Ce rééquilibrage du calendrier permet donc à la Commission de ménager les différentes sensibilités nationales tout en préservant l’unité politique indispensable à la cohérence de sa réponse. Il permet également d’ouvrir une séquence de négociation potentielle avec Washington, même si aucune avancée diplomatique concrète n’a pour l’heure été enregistrée. En l’état, le signal envoyé est double : Bruxelles entend préserver sa crédibilité en ne renonçant pas aux mesures annoncées, tout en assumant une posture pragmatique destinée à éviter une spirale d’escalade tarifaire.
La doctrine géoéconomique de l’UE mise à l’épreuve
À Bruxelles, on insiste sur la nécessité de calibrer la réponse aux États-Unis de manière à préserver les intérêts des producteurs et des exportateurs européens sans alimenter un climat de représailles généralisées. L’UE cherche à maintenir un cap fondé sur la réciprocité et la proportionnalité, dans une logique de résilience économique. Ce positionnement est d’autant plus important que le contexte commercial mondial est désormais dominé par des logiques de "sécurisation" stratégique des flux, comme en témoignent les politiques américaines en matière d’investissements, de semi-conducteurs ou de matières premières critiques.
En ce sens, la séquence actuelle constitue une mise à l’épreuve de la capacité de l’Union à imposer une ligne stratégique autonome dans un environnement dominé par les politiques de puissance.
Une articulation délicate entre solidarité interne et position de force
L’exécutif européen se retrouve au croisement d’enjeux institutionnels et politiques. D’une part, il doit éviter une fracture entre les États membres dont les secteurs d’exportation sont les plus exposés à d’éventuelles représailles américaines. D’autre part, il doit préserver sa crédibilité en tant qu’acteur capable de répondre fermement à des mesures commerciales jugées unilatérales et contraires aux engagements internationaux.

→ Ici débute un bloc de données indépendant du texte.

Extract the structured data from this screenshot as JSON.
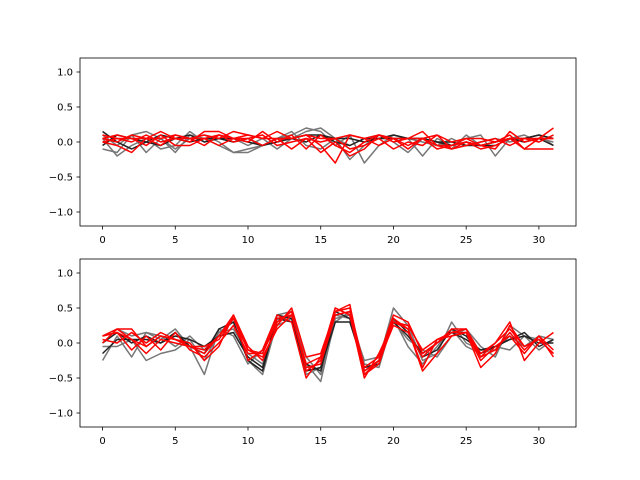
{
  "chart_data": [
    {
      "type": "line",
      "title": "",
      "xlabel": "",
      "ylabel": "",
      "xlim": [
        -1.55,
        32.55
      ],
      "ylim": [
        -1.2,
        1.2
      ],
      "xticks": [
        0,
        5,
        10,
        15,
        20,
        25,
        30
      ],
      "yticks": [
        -1.0,
        -0.5,
        0.0,
        0.5,
        1.0
      ],
      "xtick_labels": [
        "0",
        "5",
        "10",
        "15",
        "20",
        "25",
        "30"
      ],
      "ytick_labels": [
        "−1.0",
        "−0.5",
        "0.0",
        "0.5",
        "1.0"
      ],
      "grid": false,
      "x": [
        0,
        1,
        2,
        3,
        4,
        5,
        6,
        7,
        8,
        9,
        10,
        11,
        12,
        13,
        14,
        15,
        16,
        17,
        18,
        19,
        20,
        21,
        22,
        23,
        24,
        25,
        26,
        27,
        28,
        29,
        30,
        31
      ],
      "series": [
        {
          "color": "#777777",
          "values": [
            -0.1,
            -0.15,
            0.1,
            0.15,
            0.05,
            -0.1,
            0.05,
            0.1,
            0.0,
            -0.15,
            -0.15,
            -0.05,
            0.05,
            0.1,
            0.2,
            0.15,
            -0.05,
            0.1,
            -0.3,
            -0.05,
            0.1,
            0.05,
            -0.2,
            0.05,
            -0.05,
            0.05,
            0.1,
            -0.2,
            0.05,
            0.0,
            0.05,
            0.0
          ]
        },
        {
          "color": "#777777",
          "values": [
            0.05,
            -0.2,
            -0.05,
            0.05,
            -0.1,
            -0.05,
            0.15,
            0.0,
            0.1,
            0.05,
            -0.05,
            0.05,
            -0.1,
            0.05,
            0.15,
            0.2,
            0.05,
            -0.25,
            -0.05,
            0.1,
            0.05,
            0.05,
            0.0,
            -0.05,
            0.05,
            -0.05,
            0.0,
            0.05,
            0.0,
            0.05,
            0.1,
            -0.05
          ]
        },
        {
          "color": "#777777",
          "values": [
            0.1,
            -0.05,
            0.1,
            -0.15,
            0.05,
            -0.15,
            0.1,
            0.05,
            -0.05,
            -0.15,
            -0.1,
            -0.05,
            0.05,
            0.15,
            -0.05,
            -0.1,
            0.05,
            -0.05,
            0.05,
            0.1,
            0.0,
            -0.15,
            0.05,
            0.0,
            -0.1,
            0.1,
            -0.05,
            0.0,
            0.05,
            0.1,
            0.0,
            0.1
          ]
        },
        {
          "color": "#222222",
          "values": [
            0.15,
            0.0,
            -0.1,
            0.0,
            0.1,
            0.05,
            0.0,
            0.05,
            0.05,
            0.0,
            0.05,
            -0.05,
            0.0,
            0.05,
            0.1,
            0.1,
            0.0,
            -0.05,
            0.05,
            0.05,
            0.05,
            0.05,
            0.05,
            0.0,
            -0.05,
            0.0,
            -0.05,
            0.0,
            0.05,
            0.0,
            0.05,
            -0.05
          ]
        },
        {
          "color": "#222222",
          "values": [
            -0.05,
            0.1,
            0.05,
            0.0,
            -0.05,
            0.05,
            0.1,
            0.0,
            0.05,
            0.05,
            0.0,
            -0.05,
            0.05,
            0.05,
            0.0,
            0.1,
            0.05,
            0.05,
            0.0,
            0.05,
            0.1,
            0.05,
            0.05,
            0.0,
            0.0,
            -0.05,
            -0.05,
            -0.05,
            0.05,
            0.05,
            0.1,
            0.05
          ]
        },
        {
          "color": "#ff0000",
          "values": [
            0.05,
            0.0,
            0.1,
            0.05,
            0.15,
            0.05,
            0.0,
            0.15,
            0.15,
            0.05,
            0.0,
            0.15,
            0.0,
            0.1,
            -0.1,
            0.1,
            -0.05,
            -0.15,
            0.0,
            0.1,
            0.0,
            0.05,
            0.15,
            -0.05,
            -0.05,
            0.05,
            -0.05,
            -0.1,
            0.15,
            0.0,
            0.05,
            0.2
          ]
        },
        {
          "color": "#ff0000",
          "values": [
            0.0,
            -0.05,
            -0.15,
            0.05,
            -0.05,
            0.1,
            0.05,
            0.1,
            0.05,
            0.15,
            0.1,
            0.05,
            0.15,
            0.05,
            0.1,
            -0.05,
            -0.3,
            0.1,
            0.05,
            -0.05,
            0.05,
            -0.05,
            0.05,
            -0.1,
            -0.05,
            0.0,
            -0.1,
            -0.05,
            0.05,
            -0.1,
            0.05,
            0.05
          ]
        },
        {
          "color": "#ff0000",
          "values": [
            0.1,
            0.05,
            0.05,
            -0.05,
            0.1,
            -0.05,
            -0.05,
            0.05,
            -0.05,
            0.05,
            0.05,
            -0.05,
            0.05,
            -0.1,
            0.05,
            0.0,
            0.05,
            -0.1,
            -0.05,
            0.05,
            -0.1,
            0.0,
            -0.05,
            0.1,
            -0.1,
            -0.05,
            0.0,
            0.05,
            -0.05,
            0.05,
            0.0,
            0.1
          ]
        },
        {
          "color": "#ff0000",
          "values": [
            0.0,
            0.05,
            0.0,
            0.1,
            0.0,
            0.05,
            0.05,
            -0.05,
            0.1,
            0.0,
            0.05,
            0.1,
            -0.05,
            0.0,
            0.05,
            -0.15,
            0.0,
            -0.2,
            -0.1,
            0.1,
            0.05,
            -0.1,
            0.05,
            -0.05,
            -0.1,
            0.0,
            -0.05,
            0.0,
            0.1,
            -0.1,
            -0.1,
            -0.1
          ]
        },
        {
          "color": "#ff0000",
          "values": [
            0.05,
            0.1,
            0.05,
            0.05,
            0.05,
            0.1,
            0.05,
            0.05,
            0.1,
            0.05,
            0.1,
            0.05,
            0.05,
            0.05,
            0.1,
            0.05,
            0.05,
            0.1,
            0.05,
            0.1,
            0.05,
            0.05,
            0.05,
            0.1,
            0.0,
            0.05,
            0.05,
            0.0,
            0.05,
            0.05,
            0.05,
            0.05
          ]
        }
      ]
    },
    {
      "type": "line",
      "title": "",
      "xlabel": "",
      "ylabel": "",
      "xlim": [
        -1.55,
        32.55
      ],
      "ylim": [
        -1.2,
        1.2
      ],
      "xticks": [
        0,
        5,
        10,
        15,
        20,
        25,
        30
      ],
      "yticks": [
        -1.0,
        -0.5,
        0.0,
        0.5,
        1.0
      ],
      "xtick_labels": [
        "0",
        "5",
        "10",
        "15",
        "20",
        "25",
        "30"
      ],
      "ytick_labels": [
        "−1.0",
        "−0.5",
        "0.0",
        "0.5",
        "1.0"
      ],
      "grid": false,
      "x": [
        0,
        1,
        2,
        3,
        4,
        5,
        6,
        7,
        8,
        9,
        10,
        11,
        12,
        13,
        14,
        15,
        16,
        17,
        18,
        19,
        20,
        21,
        22,
        23,
        24,
        25,
        26,
        27,
        28,
        29,
        30,
        31
      ],
      "series": [
        {
          "color": "#777777",
          "values": [
            -0.25,
            0.1,
            -0.2,
            0.15,
            0.05,
            0.2,
            -0.05,
            -0.45,
            0.2,
            0.1,
            -0.3,
            -0.1,
            0.4,
            0.45,
            -0.3,
            -0.55,
            0.35,
            0.4,
            -0.45,
            -0.25,
            0.5,
            0.25,
            -0.25,
            -0.15,
            0.3,
            0.0,
            -0.1,
            -0.1,
            0.1,
            -0.05,
            0.1,
            0.05
          ]
        },
        {
          "color": "#777777",
          "values": [
            -0.05,
            -0.05,
            0.05,
            -0.25,
            -0.15,
            -0.1,
            0.05,
            -0.25,
            0.15,
            0.3,
            -0.25,
            -0.45,
            0.3,
            0.4,
            -0.45,
            -0.35,
            0.4,
            0.35,
            -0.25,
            -0.2,
            0.3,
            0.05,
            -0.1,
            -0.2,
            0.1,
            0.2,
            -0.05,
            -0.2,
            0.25,
            0.1,
            -0.1,
            0.05
          ]
        },
        {
          "color": "#777777",
          "values": [
            0.1,
            0.2,
            0.1,
            0.15,
            0.1,
            -0.05,
            0.1,
            -0.1,
            0.15,
            0.2,
            -0.15,
            -0.3,
            0.25,
            0.35,
            -0.2,
            -0.45,
            0.3,
            0.45,
            -0.3,
            -0.35,
            0.35,
            -0.05,
            -0.3,
            -0.05,
            0.2,
            -0.05,
            -0.15,
            -0.05,
            -0.1,
            0.1,
            0.05,
            -0.15
          ]
        },
        {
          "color": "#222222",
          "values": [
            -0.15,
            0.05,
            0.05,
            0.05,
            0.0,
            0.15,
            -0.05,
            -0.15,
            0.2,
            0.3,
            -0.25,
            -0.4,
            0.4,
            0.35,
            -0.4,
            -0.35,
            0.3,
            0.3,
            -0.35,
            -0.3,
            0.35,
            0.15,
            -0.2,
            -0.1,
            0.2,
            0.1,
            -0.15,
            -0.05,
            0.05,
            0.15,
            -0.05,
            0.05
          ]
        },
        {
          "color": "#222222",
          "values": [
            0.0,
            0.15,
            0.0,
            0.1,
            0.0,
            0.1,
            0.05,
            -0.05,
            0.1,
            0.15,
            -0.2,
            -0.35,
            0.35,
            0.3,
            -0.3,
            -0.4,
            0.45,
            0.35,
            -0.4,
            -0.25,
            0.3,
            0.1,
            -0.15,
            0.0,
            0.15,
            0.05,
            -0.1,
            -0.05,
            0.05,
            0.1,
            0.0,
            0.0
          ]
        },
        {
          "color": "#ff0000",
          "values": [
            0.1,
            0.2,
            0.2,
            -0.05,
            0.1,
            0.05,
            -0.05,
            -0.15,
            0.1,
            0.4,
            -0.05,
            -0.25,
            0.25,
            0.5,
            -0.2,
            -0.15,
            0.45,
            0.5,
            -0.35,
            -0.2,
            0.4,
            0.3,
            -0.15,
            0.0,
            0.2,
            0.2,
            -0.2,
            0.0,
            0.3,
            -0.25,
            0.0,
            0.15
          ]
        },
        {
          "color": "#ff0000",
          "values": [
            0.05,
            0.0,
            0.15,
            0.0,
            0.15,
            0.05,
            0.0,
            -0.25,
            -0.05,
            0.4,
            -0.25,
            -0.1,
            0.4,
            0.3,
            -0.5,
            -0.2,
            0.5,
            0.4,
            -0.5,
            -0.15,
            0.3,
            0.25,
            -0.1,
            0.05,
            0.15,
            0.15,
            -0.35,
            -0.15,
            0.25,
            -0.05,
            0.05,
            -0.15
          ]
        },
        {
          "color": "#ff0000",
          "values": [
            0.1,
            0.15,
            -0.1,
            0.1,
            -0.1,
            0.15,
            -0.1,
            -0.2,
            0.0,
            0.25,
            -0.15,
            -0.15,
            0.3,
            0.45,
            -0.4,
            -0.25,
            0.45,
            0.55,
            -0.45,
            -0.3,
            0.3,
            0.2,
            -0.35,
            0.05,
            0.1,
            0.15,
            -0.2,
            -0.1,
            0.15,
            -0.1,
            0.1,
            -0.2
          ]
        },
        {
          "color": "#ff0000",
          "values": [
            0.0,
            0.2,
            0.05,
            -0.15,
            0.05,
            0.0,
            -0.05,
            -0.05,
            0.05,
            0.35,
            -0.1,
            -0.2,
            0.2,
            0.4,
            -0.35,
            -0.3,
            0.4,
            0.45,
            -0.45,
            -0.25,
            0.35,
            0.2,
            -0.4,
            -0.15,
            0.1,
            0.15,
            -0.25,
            -0.05,
            0.1,
            -0.15,
            0.1,
            -0.1
          ]
        },
        {
          "color": "#ff0000",
          "values": [
            0.1,
            0.15,
            0.05,
            -0.05,
            0.1,
            0.05,
            -0.05,
            -0.1,
            0.1,
            0.35,
            -0.1,
            -0.15,
            0.35,
            0.4,
            -0.3,
            -0.2,
            0.5,
            0.4,
            -0.4,
            -0.25,
            0.25,
            0.15,
            -0.2,
            0.0,
            0.15,
            0.2,
            -0.15,
            0.0,
            0.2,
            -0.05,
            0.05,
            -0.15
          ]
        }
      ]
    }
  ]
}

Le choix de synchroniser les phases de mise en œuvre des contre-mesures permet à la Commission de disposer d’un levier de coordination plus efficace avec les États membres, tout en projetant une image d’unité dans sa posture face à Washington. Toutefois, cette stratégie suppose que les États membres convergent sur le contenu de la liste des produits ciblés, et sur l’opportunité de maintenir ou d’ajuster certaines lignes sensibles.